We headed back to Havana for our final 2 nights as we wanted to see some more of the infamous Havana nightlife. It took about 3 hours from Santa Clara. We had lots of fun at the Fabrica de Arte which is one of the most popular nights in Havana and has several rooms playing different types of music. Eat before you go – there isn’t much choice for food/drink around here.

For a change from the Old Town, we stayed in Centro Havana at a beautiful case called La Casa de la Concordia – highly recommended and directly opposite one of Havana’s best restaurants (Obama ate here). We wandered around for a couple of days and checked out the castles on the other side of the river. We also headed to Coppelia Ice Cream which is a bizarre, state-run ice cream shop, where you can get a bowl of ice cream for pennies. Who said socialism was no fun!?

If you’re flying to/from Havana, there’s no need to come back here again at the end – you can just get a taxi from the airport wherever you’re staying. As mentioned above, we wish we’d spent more time on the beach. Varadero isn’t far away, though we didn’t go there.

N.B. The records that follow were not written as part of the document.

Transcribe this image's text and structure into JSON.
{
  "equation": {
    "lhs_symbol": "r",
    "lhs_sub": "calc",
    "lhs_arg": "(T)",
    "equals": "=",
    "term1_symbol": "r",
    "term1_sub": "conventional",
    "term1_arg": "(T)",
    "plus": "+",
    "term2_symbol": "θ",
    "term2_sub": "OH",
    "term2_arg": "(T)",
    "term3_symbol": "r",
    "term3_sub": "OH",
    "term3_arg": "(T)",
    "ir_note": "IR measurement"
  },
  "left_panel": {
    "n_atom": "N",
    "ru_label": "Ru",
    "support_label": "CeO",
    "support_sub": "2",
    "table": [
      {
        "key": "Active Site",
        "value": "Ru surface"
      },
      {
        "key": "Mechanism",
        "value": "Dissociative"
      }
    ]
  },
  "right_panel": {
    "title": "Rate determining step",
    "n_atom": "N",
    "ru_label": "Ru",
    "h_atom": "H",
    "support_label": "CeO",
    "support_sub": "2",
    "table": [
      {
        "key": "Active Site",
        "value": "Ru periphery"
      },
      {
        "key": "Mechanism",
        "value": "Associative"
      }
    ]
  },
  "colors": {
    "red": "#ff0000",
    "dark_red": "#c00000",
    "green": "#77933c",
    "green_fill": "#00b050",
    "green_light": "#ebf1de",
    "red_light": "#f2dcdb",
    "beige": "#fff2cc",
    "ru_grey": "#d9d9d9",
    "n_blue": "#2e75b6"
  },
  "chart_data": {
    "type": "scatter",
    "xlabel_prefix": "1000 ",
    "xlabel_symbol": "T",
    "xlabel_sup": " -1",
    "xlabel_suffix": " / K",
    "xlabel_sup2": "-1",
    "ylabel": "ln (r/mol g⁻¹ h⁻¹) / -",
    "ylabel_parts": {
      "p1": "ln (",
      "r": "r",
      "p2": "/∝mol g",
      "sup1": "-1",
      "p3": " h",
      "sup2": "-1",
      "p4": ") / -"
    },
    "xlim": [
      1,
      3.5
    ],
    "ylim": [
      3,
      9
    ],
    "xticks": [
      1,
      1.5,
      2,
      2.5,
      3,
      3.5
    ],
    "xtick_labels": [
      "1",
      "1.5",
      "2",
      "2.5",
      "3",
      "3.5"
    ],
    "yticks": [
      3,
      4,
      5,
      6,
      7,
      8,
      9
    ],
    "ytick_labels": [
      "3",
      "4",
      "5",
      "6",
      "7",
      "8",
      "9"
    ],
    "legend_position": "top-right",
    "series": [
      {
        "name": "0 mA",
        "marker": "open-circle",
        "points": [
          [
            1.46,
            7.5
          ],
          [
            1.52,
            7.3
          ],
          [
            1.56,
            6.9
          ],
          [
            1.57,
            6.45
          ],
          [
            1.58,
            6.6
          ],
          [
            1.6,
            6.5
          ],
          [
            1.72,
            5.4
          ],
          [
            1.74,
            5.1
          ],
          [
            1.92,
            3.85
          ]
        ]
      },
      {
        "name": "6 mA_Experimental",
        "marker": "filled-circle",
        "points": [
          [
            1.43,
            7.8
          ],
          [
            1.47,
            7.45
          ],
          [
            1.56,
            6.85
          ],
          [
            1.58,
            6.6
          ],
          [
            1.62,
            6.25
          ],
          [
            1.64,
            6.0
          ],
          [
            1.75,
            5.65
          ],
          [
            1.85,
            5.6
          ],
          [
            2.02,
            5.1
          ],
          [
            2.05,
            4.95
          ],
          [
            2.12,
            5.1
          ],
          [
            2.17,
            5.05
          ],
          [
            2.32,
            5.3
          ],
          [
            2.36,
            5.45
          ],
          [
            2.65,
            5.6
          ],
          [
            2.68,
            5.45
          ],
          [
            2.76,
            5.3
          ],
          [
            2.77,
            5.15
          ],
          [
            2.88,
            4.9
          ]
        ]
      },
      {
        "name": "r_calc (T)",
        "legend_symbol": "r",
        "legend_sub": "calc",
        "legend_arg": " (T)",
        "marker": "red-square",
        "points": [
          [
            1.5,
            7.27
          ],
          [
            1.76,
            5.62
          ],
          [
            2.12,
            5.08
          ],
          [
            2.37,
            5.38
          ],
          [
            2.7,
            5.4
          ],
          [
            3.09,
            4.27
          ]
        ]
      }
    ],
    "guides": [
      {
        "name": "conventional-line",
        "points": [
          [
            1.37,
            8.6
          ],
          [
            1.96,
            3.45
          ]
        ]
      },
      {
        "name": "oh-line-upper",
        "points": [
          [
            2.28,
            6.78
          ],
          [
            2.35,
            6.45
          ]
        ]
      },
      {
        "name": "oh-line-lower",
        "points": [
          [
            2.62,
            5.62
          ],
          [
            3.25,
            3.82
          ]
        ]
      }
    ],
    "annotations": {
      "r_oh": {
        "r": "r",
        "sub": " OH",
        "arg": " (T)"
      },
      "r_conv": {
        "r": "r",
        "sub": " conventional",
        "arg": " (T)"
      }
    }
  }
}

Overall, I’d give Cuba 4/5 stars. It was genuinely fascinating to see Spanish, Caribbean and socialist influences combined. The Cuban people were very friendly and the standard of accommodation was good. Travelling around was easy and the variety on offer means that everywhere you visit is interesting.

Best bits: Cocktails, live music everywhere, northern beaches, Vinales countryside.

Worst bits: Food. Despite being pretty, Havana Old Town is getting quite touristy – not horrendous, but don’t plan on spending loads of time here.

  1. Really insightful and interesting, thank you! And I loved some of the pictures.


  2. TalesFromALovelyLawyer said:

    I’m so jealous you went! You’re right, this country is high up on my bucket list. Sounds like you had a great time!